It should be mentioned that there are a great deal of 1993 “Super Mario” fans and apologists in the world. This author is one of them. The dank strangeness of the movie, paired with a very particular brand of clunky Hollywood artificiality makes “Super Mario Bros.” a fascinating creative exercise. Given the technological advances of film visual effects in 1993, any attempts to make a live-action movie that resembled the Mario games would have emerged looking like a bad acid trip. The filmmakers, then, had to invent their own story out of some admittedly surreal and nonsensical video games that, really, had no story to crib from. 

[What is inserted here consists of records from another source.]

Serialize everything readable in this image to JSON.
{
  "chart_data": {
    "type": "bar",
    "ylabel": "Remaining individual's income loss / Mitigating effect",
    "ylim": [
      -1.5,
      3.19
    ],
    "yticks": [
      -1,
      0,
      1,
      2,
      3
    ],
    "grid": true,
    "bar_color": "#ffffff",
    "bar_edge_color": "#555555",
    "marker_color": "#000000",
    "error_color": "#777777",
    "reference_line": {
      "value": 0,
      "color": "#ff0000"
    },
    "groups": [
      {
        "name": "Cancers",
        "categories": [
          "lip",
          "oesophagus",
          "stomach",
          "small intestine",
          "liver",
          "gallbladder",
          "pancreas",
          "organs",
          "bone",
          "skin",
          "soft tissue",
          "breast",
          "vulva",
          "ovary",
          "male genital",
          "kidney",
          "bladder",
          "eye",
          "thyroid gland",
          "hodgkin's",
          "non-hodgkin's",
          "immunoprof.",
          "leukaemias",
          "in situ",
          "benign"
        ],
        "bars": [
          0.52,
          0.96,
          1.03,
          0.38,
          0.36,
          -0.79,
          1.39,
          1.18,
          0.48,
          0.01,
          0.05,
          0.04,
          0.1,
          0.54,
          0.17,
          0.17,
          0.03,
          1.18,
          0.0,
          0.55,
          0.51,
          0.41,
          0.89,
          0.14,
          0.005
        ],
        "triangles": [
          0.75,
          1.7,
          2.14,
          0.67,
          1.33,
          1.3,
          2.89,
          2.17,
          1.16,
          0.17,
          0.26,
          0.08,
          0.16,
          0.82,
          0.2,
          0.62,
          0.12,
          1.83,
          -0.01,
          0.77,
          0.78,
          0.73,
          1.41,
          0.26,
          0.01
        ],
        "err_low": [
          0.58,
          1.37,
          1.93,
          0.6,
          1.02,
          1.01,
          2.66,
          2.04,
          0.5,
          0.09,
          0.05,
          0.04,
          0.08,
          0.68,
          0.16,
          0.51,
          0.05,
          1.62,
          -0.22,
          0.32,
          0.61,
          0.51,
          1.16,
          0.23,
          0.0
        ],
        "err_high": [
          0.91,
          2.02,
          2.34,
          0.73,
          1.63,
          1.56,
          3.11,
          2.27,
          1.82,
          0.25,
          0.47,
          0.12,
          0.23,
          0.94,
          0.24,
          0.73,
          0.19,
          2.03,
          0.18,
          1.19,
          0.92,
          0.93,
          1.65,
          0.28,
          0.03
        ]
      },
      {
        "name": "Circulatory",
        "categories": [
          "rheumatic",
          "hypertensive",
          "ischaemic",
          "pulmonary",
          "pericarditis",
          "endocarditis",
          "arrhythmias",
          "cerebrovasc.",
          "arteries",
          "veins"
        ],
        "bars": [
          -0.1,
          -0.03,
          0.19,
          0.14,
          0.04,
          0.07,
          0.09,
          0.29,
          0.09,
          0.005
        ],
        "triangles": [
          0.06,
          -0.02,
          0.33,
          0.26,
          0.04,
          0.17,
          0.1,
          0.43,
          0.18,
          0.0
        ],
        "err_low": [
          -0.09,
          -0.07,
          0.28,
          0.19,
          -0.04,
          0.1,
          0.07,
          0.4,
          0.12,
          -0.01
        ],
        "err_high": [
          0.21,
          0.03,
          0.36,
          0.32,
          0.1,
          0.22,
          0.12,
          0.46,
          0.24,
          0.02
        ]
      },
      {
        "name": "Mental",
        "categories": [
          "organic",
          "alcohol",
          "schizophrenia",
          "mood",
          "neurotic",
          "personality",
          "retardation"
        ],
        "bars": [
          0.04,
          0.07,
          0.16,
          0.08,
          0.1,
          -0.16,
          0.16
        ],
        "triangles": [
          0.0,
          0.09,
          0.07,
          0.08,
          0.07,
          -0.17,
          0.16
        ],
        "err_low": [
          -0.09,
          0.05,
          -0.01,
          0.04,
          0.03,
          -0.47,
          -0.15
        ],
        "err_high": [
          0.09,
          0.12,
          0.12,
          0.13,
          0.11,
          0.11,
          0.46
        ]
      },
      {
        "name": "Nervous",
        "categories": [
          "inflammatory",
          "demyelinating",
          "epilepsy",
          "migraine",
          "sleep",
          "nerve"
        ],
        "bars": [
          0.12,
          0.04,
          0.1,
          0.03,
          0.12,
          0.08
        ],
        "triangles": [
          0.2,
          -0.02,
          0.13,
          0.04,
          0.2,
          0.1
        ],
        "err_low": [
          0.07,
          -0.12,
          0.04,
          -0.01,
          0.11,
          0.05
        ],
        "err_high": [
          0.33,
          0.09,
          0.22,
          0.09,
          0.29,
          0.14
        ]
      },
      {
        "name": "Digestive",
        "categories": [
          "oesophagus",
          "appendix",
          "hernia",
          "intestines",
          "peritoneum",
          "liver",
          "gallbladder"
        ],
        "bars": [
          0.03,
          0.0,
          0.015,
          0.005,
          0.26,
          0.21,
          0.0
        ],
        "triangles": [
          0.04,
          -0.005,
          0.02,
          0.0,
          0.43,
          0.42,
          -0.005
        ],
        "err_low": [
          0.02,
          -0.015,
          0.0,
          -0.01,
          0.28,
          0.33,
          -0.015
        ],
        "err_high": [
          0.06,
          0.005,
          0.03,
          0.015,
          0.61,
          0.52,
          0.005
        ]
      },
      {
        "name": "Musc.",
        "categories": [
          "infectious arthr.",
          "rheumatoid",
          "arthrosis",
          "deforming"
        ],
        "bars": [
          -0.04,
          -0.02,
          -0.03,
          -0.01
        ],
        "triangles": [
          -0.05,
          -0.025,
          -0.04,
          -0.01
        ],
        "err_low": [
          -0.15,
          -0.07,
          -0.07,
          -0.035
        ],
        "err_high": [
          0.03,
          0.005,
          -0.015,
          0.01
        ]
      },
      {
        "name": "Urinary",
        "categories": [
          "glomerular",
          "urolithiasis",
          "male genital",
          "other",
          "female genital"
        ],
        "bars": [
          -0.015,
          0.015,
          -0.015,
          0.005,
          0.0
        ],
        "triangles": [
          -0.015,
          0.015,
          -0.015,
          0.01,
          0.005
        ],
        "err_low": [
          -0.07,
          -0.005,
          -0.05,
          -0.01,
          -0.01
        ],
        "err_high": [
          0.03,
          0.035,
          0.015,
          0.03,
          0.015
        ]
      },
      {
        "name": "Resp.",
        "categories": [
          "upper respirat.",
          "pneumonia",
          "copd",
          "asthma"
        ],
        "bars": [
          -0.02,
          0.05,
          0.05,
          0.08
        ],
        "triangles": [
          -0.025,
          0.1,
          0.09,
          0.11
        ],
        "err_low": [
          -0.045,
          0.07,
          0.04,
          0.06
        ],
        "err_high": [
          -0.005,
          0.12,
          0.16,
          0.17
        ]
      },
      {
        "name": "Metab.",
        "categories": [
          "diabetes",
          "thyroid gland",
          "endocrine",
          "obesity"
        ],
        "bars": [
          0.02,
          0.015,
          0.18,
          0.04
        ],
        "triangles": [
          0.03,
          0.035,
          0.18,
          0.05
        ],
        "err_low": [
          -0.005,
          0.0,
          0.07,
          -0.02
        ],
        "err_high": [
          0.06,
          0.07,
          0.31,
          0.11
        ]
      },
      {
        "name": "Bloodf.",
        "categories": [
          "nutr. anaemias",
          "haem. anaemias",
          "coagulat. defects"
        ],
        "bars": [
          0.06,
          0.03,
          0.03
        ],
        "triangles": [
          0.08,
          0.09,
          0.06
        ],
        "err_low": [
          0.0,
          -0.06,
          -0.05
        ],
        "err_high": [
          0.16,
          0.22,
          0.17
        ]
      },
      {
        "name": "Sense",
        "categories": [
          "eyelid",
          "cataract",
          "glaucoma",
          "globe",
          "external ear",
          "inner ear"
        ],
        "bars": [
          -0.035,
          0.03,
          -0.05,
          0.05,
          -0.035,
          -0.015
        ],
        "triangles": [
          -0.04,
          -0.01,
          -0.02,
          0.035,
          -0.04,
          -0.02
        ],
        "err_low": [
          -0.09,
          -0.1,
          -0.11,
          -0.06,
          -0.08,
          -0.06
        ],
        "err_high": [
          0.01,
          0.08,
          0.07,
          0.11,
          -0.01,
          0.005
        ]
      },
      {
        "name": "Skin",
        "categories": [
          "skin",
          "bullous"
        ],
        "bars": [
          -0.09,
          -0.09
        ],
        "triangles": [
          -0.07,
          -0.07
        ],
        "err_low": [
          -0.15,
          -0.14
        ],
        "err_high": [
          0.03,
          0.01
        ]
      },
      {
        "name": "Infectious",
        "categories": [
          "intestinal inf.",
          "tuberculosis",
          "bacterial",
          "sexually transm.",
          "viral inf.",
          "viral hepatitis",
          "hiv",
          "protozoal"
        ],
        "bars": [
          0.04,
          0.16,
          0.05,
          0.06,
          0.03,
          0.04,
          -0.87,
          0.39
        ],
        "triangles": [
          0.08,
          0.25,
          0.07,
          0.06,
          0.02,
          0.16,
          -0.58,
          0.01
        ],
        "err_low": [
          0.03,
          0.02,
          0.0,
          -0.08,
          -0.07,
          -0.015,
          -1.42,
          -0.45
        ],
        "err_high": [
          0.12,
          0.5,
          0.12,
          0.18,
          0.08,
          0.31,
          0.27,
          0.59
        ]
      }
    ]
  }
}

The premise of “Super Mario Bros.” is strange, but creative: it seems the meteor that killed off the dinosaurs actually split Earth into two separate dimensions. In one of them, humans evolved to be the dominant species. In the other, the dinosaurs survived, and evolved into human-looking beings. Thanks to a rift between the worlds, a dinosaur princess is abandoned back on Earth as a baby. Years later, the princess (Samantha Mathis) is kidnapped back into the dinosaur dimension by the evil King Koopa (Dennis Hopper), who intends to unite his dimension with Earth’s. It seems that he, a vicious fascist, has consumed his planet’s resources to the point where only one major city remains. He needs to sap Earth in order to survive. Only a pair of Brooklyn plumbers (Bob Hoskins and John Leguizamo) can save the day. 

The Mario Bros. are sassy, confused New Yorkers with their own voices and their own characters. This is fair play, as Mario was previously a mere video game sprite, more a cipher and a mascot than a character. Turning Mario into Bob Hoskins was a fine idea.